Fix performance regression in libMesh unstructured mesh tallies

[nuclearkevin]

Description

#3185 added support for adaptive libMesh tallies initialized by an external C++ driver application (e.g. Cardinal) to support a project investigating adaptive mesh refinement applied to unstructured mesh tallies in Monte Carlo particle transport. Unfortunately, this addition also introduced a bug which yielded a massive performance penalty during tallying for users of both OpenMC and Cardinal. The crux of the issue is the function

int LibMesh::n_bins() const
{
  return m_->n_elem();
}

was changed to

int LibMesh::n_bins() const
{
  return m_->n_active_elem();
}

Without getting too deep into the weeds of how libMesh is designed and the process behind adaptive mesh refinement, the return value of n_elem() is cached when the libMesh mesh is constructed, while n_active_elem() (required for AMR) is not. This necessitates what is essentially a loop over all elements every time n_active_elem() is called, which in the case of transport is every time a libMesh element accumulates a hit due to this function:

int LibMesh::get_bin_from_element(const libMesh::Elem* elem) const
{
  int bin =
    adaptive_ ? elem_to_bin_map_[elem->id()] : elem->id() - first_element_id_;
  if (bin >= n_bins() || bin < 0) {
    fatal_error(fmt::format("Invalid bin: {}", bin));
  }
  return bin;
}

This Implementation

To fix this performance regression, I've reverted the LibMesh class back to it's previous state. All of the adaptivity code necessary for mesh tally AMR in Cardinal has been moved to a new class called AdaptiveLibMesh which inherits from LibMesh and overrides the few functions required to get adaptivity working. n_active_elem() is cached on construction to avoid any performance hits in transport. This should insulate OpenMC users from any other changes made to support the AMR project in Cardinal, such as #3553.

Simpler Implementation

If a simpler fix is desired, I can revert these changes and simply implement the cache for n_active_elem() in LibMesh. I decided to go all the way in an attempt to guard against future performance regressions.
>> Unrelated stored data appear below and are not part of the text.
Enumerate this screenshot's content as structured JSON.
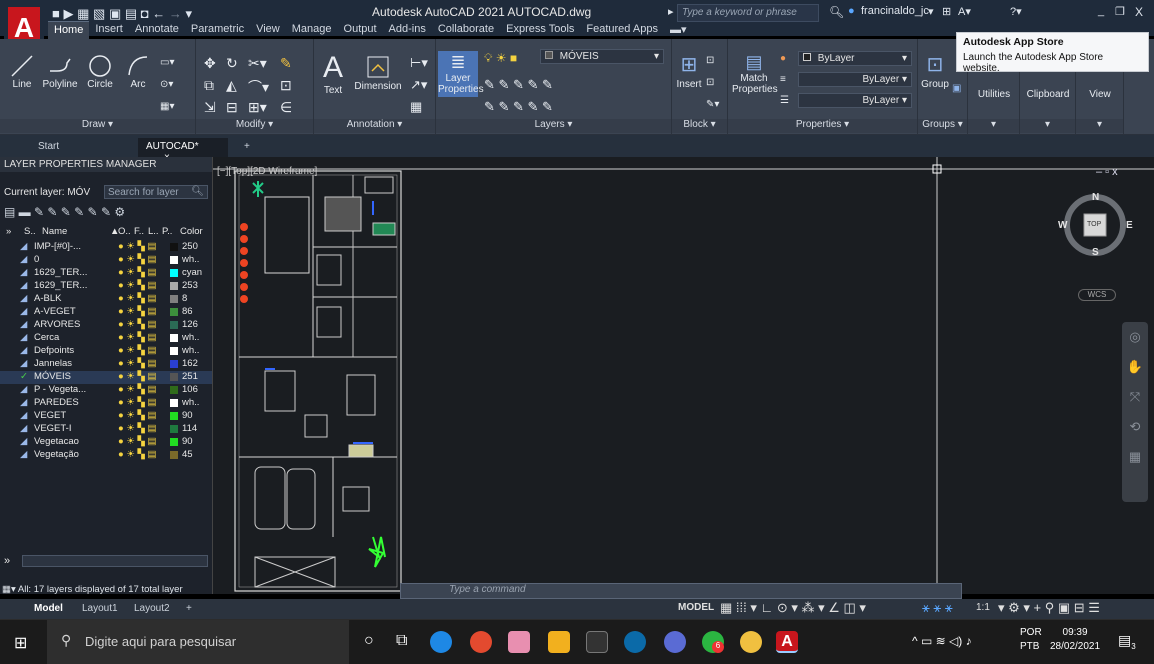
{
  "window": {
    "title": "Autodesk AutoCAD 2021   AUTOCAD.dwg",
    "search_placeholder": "Type a keyword or phrase",
    "user": "francinaldo_jc",
    "min": "_",
    "max": "❐",
    "close": "X"
  },
  "tooltip": {
    "title": "Autodesk App Store",
    "text": "Launch the Autodesk App Store website."
  },
  "ribbon_tabs": [
    "Home",
    "Insert",
    "Annotate",
    "Parametric",
    "View",
    "Manage",
    "Output",
    "Add-ins",
    "Collaborate",
    "Express Tools",
    "Featured Apps"
  ],
  "ribbon": {
    "draw": {
      "title": "Draw ▾",
      "line": "Line",
      "polyline": "Polyline",
      "circle": "Circle",
      "arc": "Arc"
    },
    "modify": {
      "title": "Modify ▾"
    },
    "annotation": {
      "title": "Annotation ▾",
      "text": "Text",
      "dimension": "Dimension"
    },
    "layers": {
      "title": "Layers ▾",
      "layer_properties_1": "Layer",
      "layer_properties_2": "Properties",
      "current_layer": "MÓVEIS"
    },
    "block": {
      "title": "Block ▾",
      "insert": "Insert"
    },
    "properties": {
      "title": "Properties ▾",
      "match_1": "Match",
      "match_2": "Properties",
      "color": "ByLayer",
      "linetype": "ByLayer",
      "lineweight": "ByLayer"
    },
    "groups": {
      "title": "Groups ▾",
      "group": "Group"
    },
    "utilities": "Utilities",
    "clipboard": "Clipboard",
    "view": "View"
  },
  "doc_tabs": {
    "start": "Start",
    "active": "AUTOCAD*",
    "close": "×",
    "add": "+"
  },
  "layer_manager": {
    "title": "LAYER PROPERTIES MANAGER",
    "current": "Current layer: MÓV",
    "search_placeholder": "Search for layer",
    "columns": {
      "s": "S..",
      "name": "Name",
      "o": "O..",
      "f": "F..",
      "l": "L..",
      "p": "P..",
      "color": "Color"
    },
    "layers": [
      {
        "name": "IMP-[#0]-...",
        "color": "250",
        "swatch": "#111111",
        "current": false
      },
      {
        "name": "0",
        "color": "wh..",
        "swatch": "#ffffff",
        "current": false
      },
      {
        "name": "1629_TER...",
        "color": "cyan",
        "swatch": "#00ffff",
        "current": false
      },
      {
        "name": "1629_TER...",
        "color": "253",
        "swatch": "#aaaaaa",
        "current": false
      },
      {
        "name": "A-BLK",
        "color": "8",
        "swatch": "#808080",
        "current": false
      },
      {
        "name": "A-VEGET",
        "color": "86",
        "swatch": "#3c8f3c",
        "current": false
      },
      {
        "name": "ARVORES",
        "color": "126",
        "swatch": "#2b6b55",
        "current": false
      },
      {
        "name": "Cerca",
        "color": "wh..",
        "swatch": "#ffffff",
        "current": false
      },
      {
        "name": "Defpoints",
        "color": "wh..",
        "swatch": "#ffffff",
        "current": false
      },
      {
        "name": "Jannelas",
        "color": "162",
        "swatch": "#2a3fd1",
        "current": false
      },
      {
        "name": "MÓVEIS",
        "color": "251",
        "swatch": "#555555",
        "current": true
      },
      {
        "name": "P - Vegeta...",
        "color": "106",
        "swatch": "#2f6b1a",
        "current": false
      },
      {
        "name": "PAREDES",
        "color": "wh..",
        "swatch": "#ffffff",
        "current": false
      },
      {
        "name": "VEGET",
        "color": "90",
        "swatch": "#22dd22",
        "current": false
      },
      {
        "name": "VEGET-I",
        "color": "114",
        "swatch": "#1f7a3f",
        "current": false
      },
      {
        "name": "Vegetacao",
        "color": "90",
        "swatch": "#22dd22",
        "current": false
      },
      {
        "name": "Vegetação",
        "color": "45",
        "swatch": "#7a6a2a",
        "current": false
      }
    ],
    "footer": "All: 17 layers displayed of 17 total layer"
  },
  "viewport": {
    "label": "[−][Top][2D Wireframe]",
    "compass": {
      "n": "N",
      "s": "S",
      "e": "E",
      "w": "W",
      "top": "TOP"
    },
    "wcs": "WCS"
  },
  "command": {
    "placeholder": "Type a command"
  },
  "layout_tabs": [
    "Model",
    "Layout1",
    "Layout2",
    "+"
  ],
  "status": {
    "model": "MODEL",
    "scale": "1:1"
  },
  "taskbar": {
    "search": "Digite aqui para pesquisar",
    "lang1": "POR",
    "lang2": "PTB",
    "time": "09:39",
    "date": "28/02/2021",
    "notif": "3",
    "badge": "6"
  }
}
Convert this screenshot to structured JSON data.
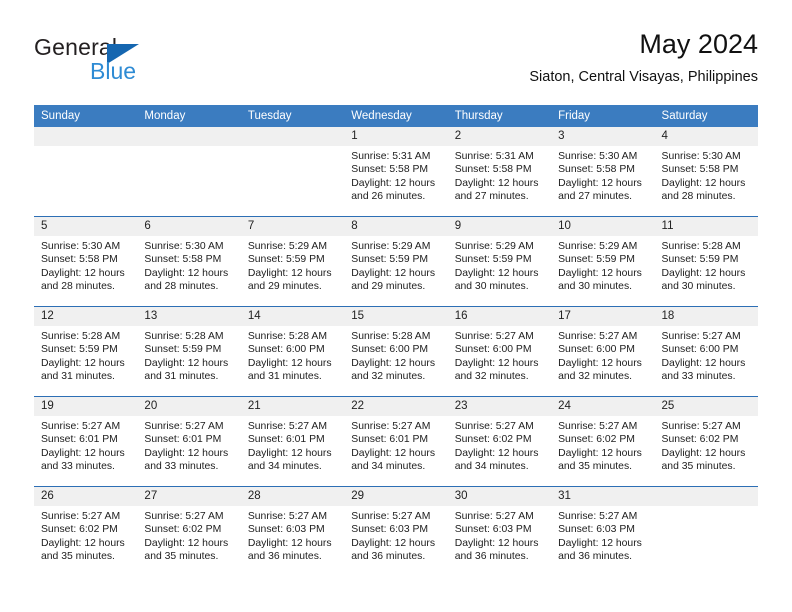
{
  "brand": {
    "name_part1": "General",
    "name_part2": "Blue"
  },
  "header": {
    "title": "May 2024",
    "subtitle": "Siaton, Central Visayas, Philippines"
  },
  "calendar": {
    "weekday_headers": [
      "Sunday",
      "Monday",
      "Tuesday",
      "Wednesday",
      "Thursday",
      "Friday",
      "Saturday"
    ],
    "colors": {
      "header_background": "#3b7cc0",
      "header_text": "#ffffff",
      "daynum_background": "#f0f0f0",
      "row_separator": "#2d6fb5",
      "brand_blue": "#2e8bd4",
      "logo_triangle": "#1566b0"
    },
    "weeks": [
      [
        {
          "day": "",
          "sunrise": "",
          "sunset": "",
          "daylight": ""
        },
        {
          "day": "",
          "sunrise": "",
          "sunset": "",
          "daylight": ""
        },
        {
          "day": "",
          "sunrise": "",
          "sunset": "",
          "daylight": ""
        },
        {
          "day": "1",
          "sunrise": "Sunrise: 5:31 AM",
          "sunset": "Sunset: 5:58 PM",
          "daylight": "Daylight: 12 hours and 26 minutes."
        },
        {
          "day": "2",
          "sunrise": "Sunrise: 5:31 AM",
          "sunset": "Sunset: 5:58 PM",
          "daylight": "Daylight: 12 hours and 27 minutes."
        },
        {
          "day": "3",
          "sunrise": "Sunrise: 5:30 AM",
          "sunset": "Sunset: 5:58 PM",
          "daylight": "Daylight: 12 hours and 27 minutes."
        },
        {
          "day": "4",
          "sunrise": "Sunrise: 5:30 AM",
          "sunset": "Sunset: 5:58 PM",
          "daylight": "Daylight: 12 hours and 28 minutes."
        }
      ],
      [
        {
          "day": "5",
          "sunrise": "Sunrise: 5:30 AM",
          "sunset": "Sunset: 5:58 PM",
          "daylight": "Daylight: 12 hours and 28 minutes."
        },
        {
          "day": "6",
          "sunrise": "Sunrise: 5:30 AM",
          "sunset": "Sunset: 5:58 PM",
          "daylight": "Daylight: 12 hours and 28 minutes."
        },
        {
          "day": "7",
          "sunrise": "Sunrise: 5:29 AM",
          "sunset": "Sunset: 5:59 PM",
          "daylight": "Daylight: 12 hours and 29 minutes."
        },
        {
          "day": "8",
          "sunrise": "Sunrise: 5:29 AM",
          "sunset": "Sunset: 5:59 PM",
          "daylight": "Daylight: 12 hours and 29 minutes."
        },
        {
          "day": "9",
          "sunrise": "Sunrise: 5:29 AM",
          "sunset": "Sunset: 5:59 PM",
          "daylight": "Daylight: 12 hours and 30 minutes."
        },
        {
          "day": "10",
          "sunrise": "Sunrise: 5:29 AM",
          "sunset": "Sunset: 5:59 PM",
          "daylight": "Daylight: 12 hours and 30 minutes."
        },
        {
          "day": "11",
          "sunrise": "Sunrise: 5:28 AM",
          "sunset": "Sunset: 5:59 PM",
          "daylight": "Daylight: 12 hours and 30 minutes."
        }
      ],
      [
        {
          "day": "12",
          "sunrise": "Sunrise: 5:28 AM",
          "sunset": "Sunset: 5:59 PM",
          "daylight": "Daylight: 12 hours and 31 minutes."
        },
        {
          "day": "13",
          "sunrise": "Sunrise: 5:28 AM",
          "sunset": "Sunset: 5:59 PM",
          "daylight": "Daylight: 12 hours and 31 minutes."
        },
        {
          "day": "14",
          "sunrise": "Sunrise: 5:28 AM",
          "sunset": "Sunset: 6:00 PM",
          "daylight": "Daylight: 12 hours and 31 minutes."
        },
        {
          "day": "15",
          "sunrise": "Sunrise: 5:28 AM",
          "sunset": "Sunset: 6:00 PM",
          "daylight": "Daylight: 12 hours and 32 minutes."
        },
        {
          "day": "16",
          "sunrise": "Sunrise: 5:27 AM",
          "sunset": "Sunset: 6:00 PM",
          "daylight": "Daylight: 12 hours and 32 minutes."
        },
        {
          "day": "17",
          "sunrise": "Sunrise: 5:27 AM",
          "sunset": "Sunset: 6:00 PM",
          "daylight": "Daylight: 12 hours and 32 minutes."
        },
        {
          "day": "18",
          "sunrise": "Sunrise: 5:27 AM",
          "sunset": "Sunset: 6:00 PM",
          "daylight": "Daylight: 12 hours and 33 minutes."
        }
      ],
      [
        {
          "day": "19",
          "sunrise": "Sunrise: 5:27 AM",
          "sunset": "Sunset: 6:01 PM",
          "daylight": "Daylight: 12 hours and 33 minutes."
        },
        {
          "day": "20",
          "sunrise": "Sunrise: 5:27 AM",
          "sunset": "Sunset: 6:01 PM",
          "daylight": "Daylight: 12 hours and 33 minutes."
        },
        {
          "day": "21",
          "sunrise": "Sunrise: 5:27 AM",
          "sunset": "Sunset: 6:01 PM",
          "daylight": "Daylight: 12 hours and 34 minutes."
        },
        {
          "day": "22",
          "sunrise": "Sunrise: 5:27 AM",
          "sunset": "Sunset: 6:01 PM",
          "daylight": "Daylight: 12 hours and 34 minutes."
        },
        {
          "day": "23",
          "sunrise": "Sunrise: 5:27 AM",
          "sunset": "Sunset: 6:02 PM",
          "daylight": "Daylight: 12 hours and 34 minutes."
        },
        {
          "day": "24",
          "sunrise": "Sunrise: 5:27 AM",
          "sunset": "Sunset: 6:02 PM",
          "daylight": "Daylight: 12 hours and 35 minutes."
        },
        {
          "day": "25",
          "sunrise": "Sunrise: 5:27 AM",
          "sunset": "Sunset: 6:02 PM",
          "daylight": "Daylight: 12 hours and 35 minutes."
        }
      ],
      [
        {
          "day": "26",
          "sunrise": "Sunrise: 5:27 AM",
          "sunset": "Sunset: 6:02 PM",
          "daylight": "Daylight: 12 hours and 35 minutes."
        },
        {
          "day": "27",
          "sunrise": "Sunrise: 5:27 AM",
          "sunset": "Sunset: 6:02 PM",
          "daylight": "Daylight: 12 hours and 35 minutes."
        },
        {
          "day": "28",
          "sunrise": "Sunrise: 5:27 AM",
          "sunset": "Sunset: 6:03 PM",
          "daylight": "Daylight: 12 hours and 36 minutes."
        },
        {
          "day": "29",
          "sunrise": "Sunrise: 5:27 AM",
          "sunset": "Sunset: 6:03 PM",
          "daylight": "Daylight: 12 hours and 36 minutes."
        },
        {
          "day": "30",
          "sunrise": "Sunrise: 5:27 AM",
          "sunset": "Sunset: 6:03 PM",
          "daylight": "Daylight: 12 hours and 36 minutes."
        },
        {
          "day": "31",
          "sunrise": "Sunrise: 5:27 AM",
          "sunset": "Sunset: 6:03 PM",
          "daylight": "Daylight: 12 hours and 36 minutes."
        },
        {
          "day": "",
          "sunrise": "",
          "sunset": "",
          "daylight": ""
        }
      ]
    ]
  }
}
FYI @pshriwise @aprilnovak

Checklist

• I have performed a self-review of my own code
• I have run clang-format (version 15) on any C++ source files (if applicable)
• I have followed the style guidelines for Python source files (if applicable)
• I have made corresponding changes to the documentation (if applicable)
• I have added tests that prove my fix is effective or that my feature works (if applicable)

[nuclearkevin]

Here are some more quantitative performance metrics taken on my personal laptop (Intel Core i7 11800H) using /tests/regression_tests/unstructured_mesh/ which tallies on a ~12,000 element tetrahedral mesh:

Mesh Tally Implementation	1 OpenMP Thread	14 OpenMP Threads
develop	321.02 particles per second	1563.55 particles per second
Cache n_active_elem()	12019 particles per second	59212.3 particles per second
Splitting the AMR code into an AdaptiveLibMesh and a LibMesh (this PR)	14227.6 particles per second	64610.3 particles per second

There is a severe per-thread performance penalty to libMesh tallies when n_active_elem() is not cached with no hit to threaded scalability. After caching, performance jumps back up by two orders of magnitude. Separating out the AMR code into it's own class further improves performance, likely due to improved cache alignment as the mapping data structures no longer get fetched in get_bin_from_element(...). This is just a theory at the moment, I haven't profiled this aspect of the change as my main goal was to get unstructured mesh tallies back to the same order of magnitude prior to the addition of AMR support.

[pshriwise]

Thanks for creating this fix promptly, @nuclearkevin! I agree with the approach to insulate standard LibMesh mesh tallies from adaptive capabilities.

[paulromano]

Looks good to me too. Thanks @nuclearkevin!